Покосившись на Пузыря, он понял, что не одинок в своем удивлении: даже в тусклом желтушном свете пыльной сорокаваттной лампочки было видно, что челюсть у охранника отвисла, а глаза вот-вот выскочат из орбит.

– Ну, так будут еще, – благодушно предсказал Владлен Михайлович, затягиваясь трубкой. – Вот и потренируетесь. Алексей вам поможет. Если понадобится, сводите их в туалет, и вообще… А я пока побуду здесь, в подвале. Наш Станислав уже пришел в себя, ему скучно и хочется с кем-нибудь поговорить. Правда, Станислав? – ласково спросил он, склоняясь над Мартыном, все так же лежавшим лицом вниз на пропитавшемся его кровью земляном полу. ^Мартын протяжно застонал и с трудом повернул голову, кося на своего мучителя слезящимся правым глазом. Взгляд у него был как у сбитой машиной собаки, а щека блестела не то от пота, не то от слез и была обильно испачкана налипшей землей. – Алексей, посади Станислава на стул. Только осторожно, не задень ногу. Я не хочу, чтобы он снова потерял сознание.

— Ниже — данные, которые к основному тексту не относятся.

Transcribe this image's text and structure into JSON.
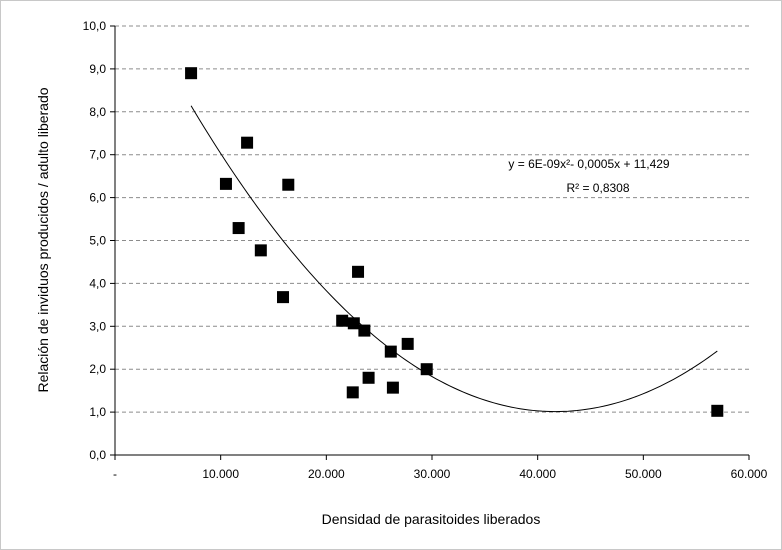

Пузырь захлопнул рот и втянул глаза обратно в орбиты. Последнее приказание было вполне в духе Самарина, и он невольно посочувствовал Мартыну.

– Помоги, адмирал, – негромко бросил он Ивану Захаровичу.

Вдвоем со старпомом они пристроили Мартына на стуле. Мартын стал валиться на бок, и его пришлось для надежности прихватить к спинке стула веревкой.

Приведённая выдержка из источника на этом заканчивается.